Complex Approach to the Conversion of Existing Refrigeration Systems to A2L Group Refrigerants

Abstract

Modern requirements for refrigeration equipment include the cessation of the use of systems with refrigerants that destroy the ozone layer, as well as a gradual reduction in the use of refrigerants with a high impact on global warming. The current task is to replace an environmentally unacceptable refrigerant with a neutral refrigerant for ozone and with a low global warming potential. The purpose of this paper is to develop and demonstrate a multivariate approach to the analysis of the specified problem – replacing HCFC and HFC refrigerants with refrigerants of the A2L group with a global warming potential below 500. Special attention is paid to the potential for increasing the productivity and energy efficiency of the refrigeration system.
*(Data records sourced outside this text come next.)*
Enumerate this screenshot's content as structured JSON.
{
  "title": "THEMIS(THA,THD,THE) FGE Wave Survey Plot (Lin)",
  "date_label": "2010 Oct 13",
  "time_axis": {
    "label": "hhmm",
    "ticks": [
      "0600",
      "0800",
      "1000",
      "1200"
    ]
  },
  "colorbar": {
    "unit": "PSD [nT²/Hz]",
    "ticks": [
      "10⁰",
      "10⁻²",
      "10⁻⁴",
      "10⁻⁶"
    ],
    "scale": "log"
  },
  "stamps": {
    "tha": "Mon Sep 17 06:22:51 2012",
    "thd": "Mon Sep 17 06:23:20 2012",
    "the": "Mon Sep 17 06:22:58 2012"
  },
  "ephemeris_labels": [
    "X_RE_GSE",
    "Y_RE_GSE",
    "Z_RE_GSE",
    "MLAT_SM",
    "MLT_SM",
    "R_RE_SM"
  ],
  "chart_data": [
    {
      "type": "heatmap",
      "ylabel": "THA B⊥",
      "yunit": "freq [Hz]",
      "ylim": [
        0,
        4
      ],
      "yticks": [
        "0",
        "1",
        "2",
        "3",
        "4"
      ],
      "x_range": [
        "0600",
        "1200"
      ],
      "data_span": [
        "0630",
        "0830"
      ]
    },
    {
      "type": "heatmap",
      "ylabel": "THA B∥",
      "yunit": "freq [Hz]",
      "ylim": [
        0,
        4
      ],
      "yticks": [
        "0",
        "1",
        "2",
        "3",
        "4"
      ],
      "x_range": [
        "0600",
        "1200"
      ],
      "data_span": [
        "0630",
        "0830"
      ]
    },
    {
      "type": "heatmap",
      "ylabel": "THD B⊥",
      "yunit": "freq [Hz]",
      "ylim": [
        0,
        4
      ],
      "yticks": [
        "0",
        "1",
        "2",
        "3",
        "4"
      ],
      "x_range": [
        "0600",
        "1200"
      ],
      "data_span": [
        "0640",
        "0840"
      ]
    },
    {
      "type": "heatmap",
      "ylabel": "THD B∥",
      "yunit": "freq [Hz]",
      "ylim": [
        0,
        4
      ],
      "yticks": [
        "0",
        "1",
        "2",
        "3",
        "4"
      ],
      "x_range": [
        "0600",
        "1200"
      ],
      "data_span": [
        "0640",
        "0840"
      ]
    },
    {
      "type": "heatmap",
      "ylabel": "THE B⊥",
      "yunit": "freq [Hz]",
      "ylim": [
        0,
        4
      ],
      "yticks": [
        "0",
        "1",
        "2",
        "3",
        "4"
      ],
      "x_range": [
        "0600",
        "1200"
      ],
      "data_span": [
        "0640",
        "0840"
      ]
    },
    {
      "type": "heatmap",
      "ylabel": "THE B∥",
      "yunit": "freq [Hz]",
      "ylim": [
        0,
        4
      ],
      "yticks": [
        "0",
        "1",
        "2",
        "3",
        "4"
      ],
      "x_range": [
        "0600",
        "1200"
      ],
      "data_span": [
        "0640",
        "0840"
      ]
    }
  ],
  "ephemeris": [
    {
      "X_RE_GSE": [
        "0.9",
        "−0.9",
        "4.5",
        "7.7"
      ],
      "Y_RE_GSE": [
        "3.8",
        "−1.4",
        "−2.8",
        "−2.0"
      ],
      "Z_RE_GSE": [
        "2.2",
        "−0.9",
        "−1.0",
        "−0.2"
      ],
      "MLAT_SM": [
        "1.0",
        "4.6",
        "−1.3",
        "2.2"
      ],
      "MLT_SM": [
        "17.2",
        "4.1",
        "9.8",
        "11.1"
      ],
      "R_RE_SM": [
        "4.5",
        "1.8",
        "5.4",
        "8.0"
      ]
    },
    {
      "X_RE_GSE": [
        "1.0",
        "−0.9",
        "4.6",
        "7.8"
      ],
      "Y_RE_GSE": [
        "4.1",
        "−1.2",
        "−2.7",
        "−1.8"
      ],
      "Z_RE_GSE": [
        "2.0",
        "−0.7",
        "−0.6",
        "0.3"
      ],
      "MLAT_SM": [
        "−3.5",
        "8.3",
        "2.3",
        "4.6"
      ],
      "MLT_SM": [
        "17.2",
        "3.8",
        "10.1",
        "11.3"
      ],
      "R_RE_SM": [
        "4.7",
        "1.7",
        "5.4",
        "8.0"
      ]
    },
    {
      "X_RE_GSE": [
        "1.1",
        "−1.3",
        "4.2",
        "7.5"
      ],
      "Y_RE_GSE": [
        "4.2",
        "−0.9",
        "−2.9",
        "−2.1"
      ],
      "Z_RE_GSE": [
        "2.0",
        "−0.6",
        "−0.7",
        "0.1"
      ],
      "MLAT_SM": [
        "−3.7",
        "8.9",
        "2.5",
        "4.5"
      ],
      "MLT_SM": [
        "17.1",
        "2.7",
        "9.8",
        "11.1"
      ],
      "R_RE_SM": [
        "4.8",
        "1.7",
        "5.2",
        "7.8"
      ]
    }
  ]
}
The following research tasks are solved in the paper: the impact of refrigerant replacement on the operation of the main elements of the system is determined; means and methods for increasing the cooling capacity of the refrigeration system when replacing the refrigerant are proposed; methods for increasing the energy efficiency of the refrigeration system are developed. The main changes in the operation of a refrigeration machine when replacing with a refrigerant of group A2L are identified in the paper. Namely, it is determined that the compressor performance changes, the lubricant needs to be replaced, it is necessary to take into account the influence of temperature glide, as well as changes in the operation of the condenser and evaporator. To increase the cooling capacity of a refrigeration machine, the following means and methods are proposed: selection of a refrigerant that can provide the required cooling capacity; increasing the compressor capacity either by frequency regulation or by installing an additional compressor; minimizing pressure losses in the hot steam and suction pipelines; reducing the temperature gradient on the condenser and evaporator; reducing the air temperature at the condenser inlet by adiabatic cooling; additional subcooling of the liquid refrigerant; optimizing the operating modes of the unit. The most effective method is determined – reducing the temperature difference between the condensation and boiling temperatures in the largest number of hours of the annual cycle.